Gradient Descent#

Gradient descent is a simple algorithm for finding the minimum of a function of multiple variables. It works on the principle of looking at the local gradient of a function then then moving in the direction where it decreases the fastest.

Note: there is no guarantee that you arrive at the global minimum instead of a local minimum.

Given a function \(f({\bf x})\), where \({\bf x} = (x_0, x_1, \ldots, x_{N-1})\), the idea is to first compute the derivative \(\partial f / \partial {\bf x} = (\partial f/\partial x_0, \partial f/\partial x_1, \ldots, \partial f/\partial x_{N-1})\) and then move in the opposite direction by some fraction, \(\eta\):

\[{\bf x} \leftarrow {\bf x} - \eta \frac{\partial f}{\partial {\bf x}}\]

There are different ways to define what \(\eta\) should be, but we’ll use a fixed value. We’ll call \(\eta\) the learning rate.

Let’s demonstrate this.

import numpy as np
import matplotlib.pyplot as plt

Test function#

The Rosenbrock function or the banana function is a very difficult problem for minimization. It has the form:

\[f(x, y) = (a - x)^2 + b (y - x^2)^2\]

and for \(a = 1\) and \(b = 100\), the minimimum is at a point \((a, a^2)\).

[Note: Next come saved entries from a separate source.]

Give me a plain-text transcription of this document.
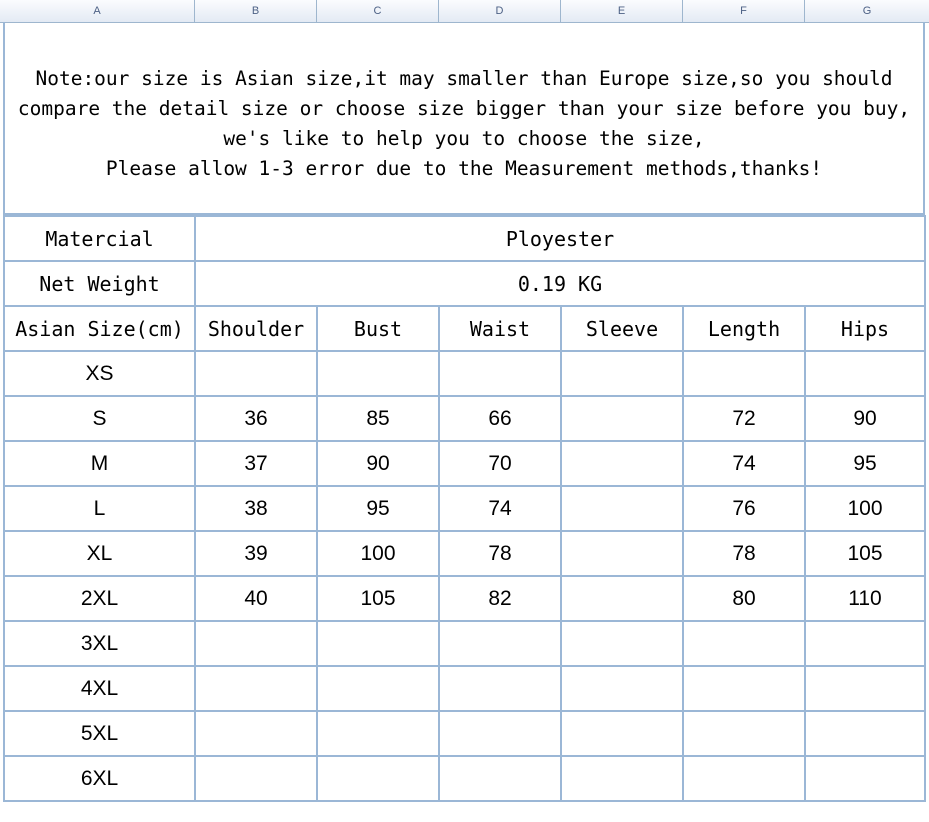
A	B	C	D	E	F	G
Note:our size is Asian size,it may smaller than Europe size,so you should
compare the detail size or choose size bigger than your size before you buy,
we's like to help you to choose the size,
Please allow 1-3 error due to the Measurement methods,thanks!
Matercial	Ployester					
Net Weight	0.19 KG					
Asian Size(cm)	Shoulder	Bust	Waist	Sleeve	Length	Hips
XS						
S	36	85	66		72	90
M	37	90	70		74	95
L	38	95	74		76	100
XL	39	100	78		78	105
2XL	40	105	82		80	110
3XL						
4XL						
5XL						
6XL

def rosenbrock(x0, x1, a, b):
    return (a - x0)**2 + b*(x1 - x0**2)**2

def drosdx(x, a, b):
    x0 = x[0]
    x1 = x[1]
    return np.array([-2.0*(a - x0) - 4.0*b*(x1 - x0**2)*x0,
                     2.0*b*(x1 - x0**2)])

Let’s plot the function

xmin = -2.0
xmax = 2.0
ymin = -1.0
ymax = 3.0
a = 1.0
b = 100.0
N = 256
x = np.linspace(xmin, xmax, N)
y = np.linspace(ymin, ymax, N)

x2d, y2d = np.meshgrid(x, y, indexing="ij")
fig, ax = plt.subplots()

im = ax.imshow(np.log10(np.transpose(rosenbrock(x2d, y2d, a, b))),
               origin="lower", extent=[xmin, xmax, ymin, ymax])

fig.colorbar(im, ax=ax)
<matplotlib.colorbar.Colorbar at 0x7f9692f4c110>
../_images/f61d362943e3d40805d4a9f1f80f0600f45a09ef6c740f058fe9dbb84f8612f6.png

Implementing gradient descent#

Let’s start with an initial guess. We’ll keep guessing until the change in the solution is small.

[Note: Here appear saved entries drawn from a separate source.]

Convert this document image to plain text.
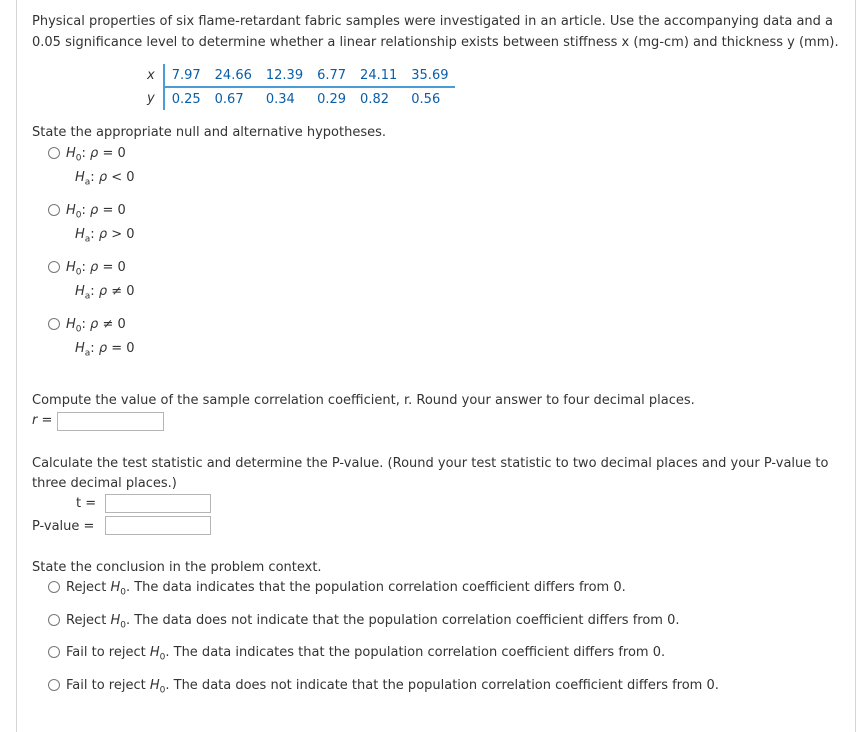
Physical properties of six flame-retardant fabric samples were investigated in an article. Use the accompanying data and a
0.05 significance level to determine whether a linear relationship exists between stiffness x (mg-cm) and thickness y (mm).
x	7.97	24.66	12.39	6.77	24.11	35.69
y	0.25	0.67	0.34	0.29	0.82	0.56
State the appropriate null and alternative hypotheses.
$H_0$: ρ = 0
$H_a$: ρ < 0
$H_0$: ρ = 0
$H_a$: ρ > 0
$H_0$: ρ = 0
$H_a$: ρ ≠ 0
$H_0$: ρ ≠ 0
$H_a$: ρ = 0
Compute the value of the sample correlation coefficient, r. Round your answer to four decimal places.
r =
Calculate the test statistic and determine the P-value. (Round your test statistic to two decimal places and your P-value to
three decimal places.)
t =
P-value =
State the conclusion in the problem context.
Reject $H_0$. The data indicates that the population correlation coefficient differs from 0.
Reject $H_0$. The data does not indicate that the population correlation coefficient differs from 0.
Fail to reject $H_0$. The data indicates that the population correlation coefficient differs from 0.
Fail to reject $H_0$. The data does not indicate that the population correlation coefficient differs from 0.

Note: our success is very sensitive to our choice of \(\eta\).

x0 = np.array([-1.0, 1.5])

We’ll set a tolerance and keep iterating until the change in the solution, dx is small

def do_descent(dfdx, x0, eps=1.e-5, eta=2.e-3, args=None, ax=None):

    # dx will be the change in the solution -- we'll iterate until this
    # is small
    dx = 1.e30
    xp_old = x0.copy()

    if args:
        grad = dfdx(xp_old, *args)
    else:
        grad = dfdx(xp_old)

    while dx > eps:

        xp = xp_old - eta * grad
        
        if ax:
            ax.plot([xp_old[0], xp[0]], [xp_old[1], xp[1]], color="C1")
            
        dx = np.linalg.norm(xp - xp_old)
        
        if args:
            grad_new = dfdx(xp, *args)
        else:
            grad_new = dfdx(xp)
            
        #eta_new = np.abs(np.transpose(xp) @ (grad_new - grad)) / np.linalg.norm(grad_new - grad)**2
        #eta = min(10*eta, eta_new)
        
        grad = grad_new
        
        xp_old[:] = xp
do_descent(drosdx, x0, args=(a, b), ax=ax)
fig
../_images/ce8bc7c149e2cb12d8dc6160be720ce278296e27907b9a9329dcf2c9c346c496.png

momentum#

A variation on gradient descent is to add “momentum” to the update. This means that the correct depends on the past gradients as well as the current one, via some combination. This has the effect of reducing the zig-zag effect that we see in our attempt above.